I just finished reading
Find Your Strongest Life by Marcus Buckingham. A good, easy, inspiring read. He offers an online
test to help you figure out your "lead" and "supporting" roles. Mine were "creator", followed by "influencer". The test directs you back to the book to find out more about these roles.
Buckingham defines strengths as those things that make you feel strong. He asks the reader to notice the moments in your everyday life where you feel strong and magnificent - moments that go by quickly, where you're so absorbed you don't notice time passing. And he encourages us to live a life that amplifies these strengths - where you are ideally doing some of these things every day.

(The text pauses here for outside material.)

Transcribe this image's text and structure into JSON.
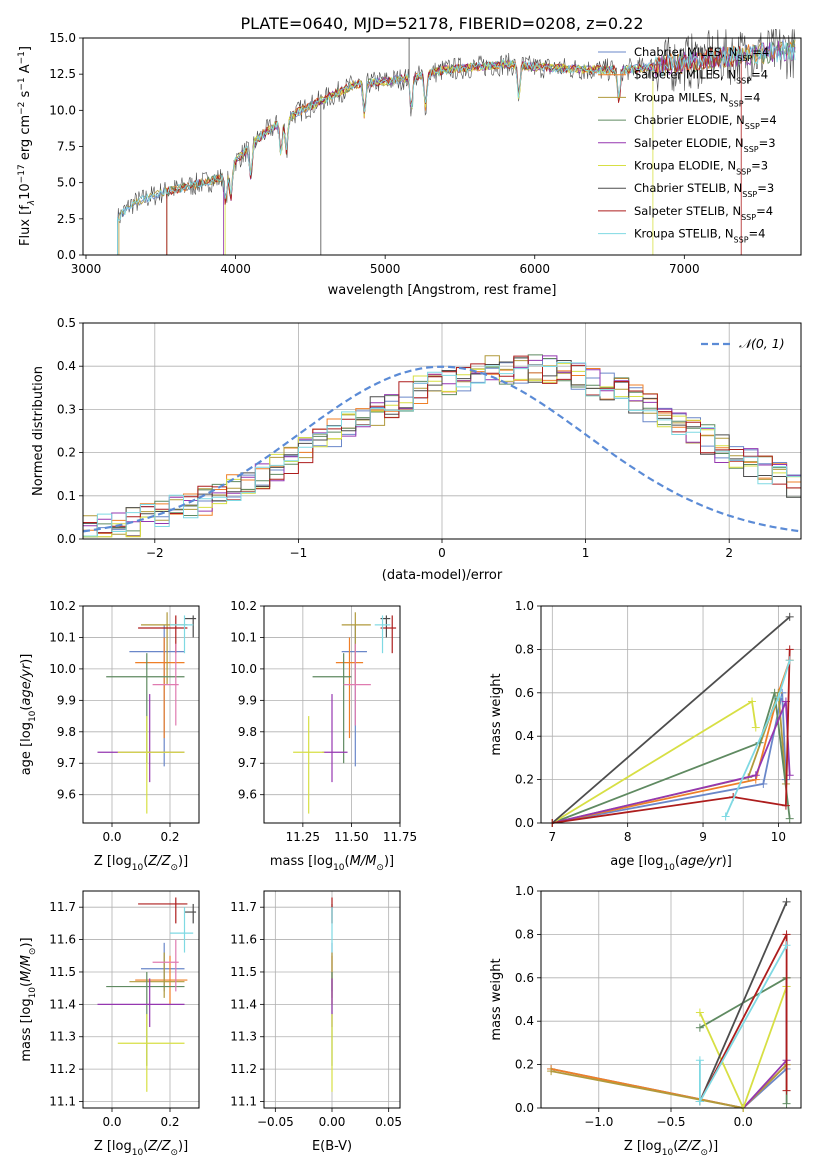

So I took some time this week to write down the moments in my week/days where I felt strong and magnificent. Take, for instance, yesterday. Here is my list:
*
crawling through a cave (actually slithering at some points) at Rockwood Conservation Area, and encouraging some unsure 8 year olds to do the same. I loved it! Felt so good to do it and to get to the other side. And to help someone else do it - even better!
* watching grade 7s and 8s run a cross country meet at the conservation area brought back a strong memory from high school. I ran on the cross country team, and sometimes my coach would run right behind us in practice, just tapping us on the backs to make us run faster. During some races, I swear I could feel that hand on my back (it wasn't there). It made me feel stronger and faster. And finishing the race - what a feeling of magnificence! (and nausea too sometimes, but that is another story...)
Pushing my body gave me a feeling a strength.
* fishing through a river with my hands,
looking for insects and crayfish. And catching a crayfish with my bare hands! And showing kids what a water penny insect and a dragonfly larvae look like.
*
cleaning up the dishes. This was a surprising one for me, and please don't tell my husband this one. I usually put off cleaning up the dishes, but I noticed that the feeling of magnificence I feel at seeing a spotless counter makes it all worth it. I need to remember that the end feeling (just like the x-country race) is worth the yucky feeling of forcing myself to do a chore I don't really "feel" like doing.
*
bedtime reading and prayers. I've become more intentional about this time with my girls, and I love it. I look forward to hearing about the things that made them "glad, sad, and sorry" each day, and looking ahead to the next day with hope and expectation. They are incredible, spiritual beings who teach me so much.
*
noticing the beauty of nature - the colours, the light, the textures. And
capturing it with my camera.
In general, here are the areas I noticed that gave me strength:
- creating (writing, dreaming up new ideas, crafts, taking photos, making things for others)
- bringing order to chaos
- being outside; enjoying the natural world
- pushing my body physically
- teaching/leading/presenting
- creating meaningful family rituals/routines
Seems like I've known this before, but reframing them as my strengths has given me a different way of looking at my days.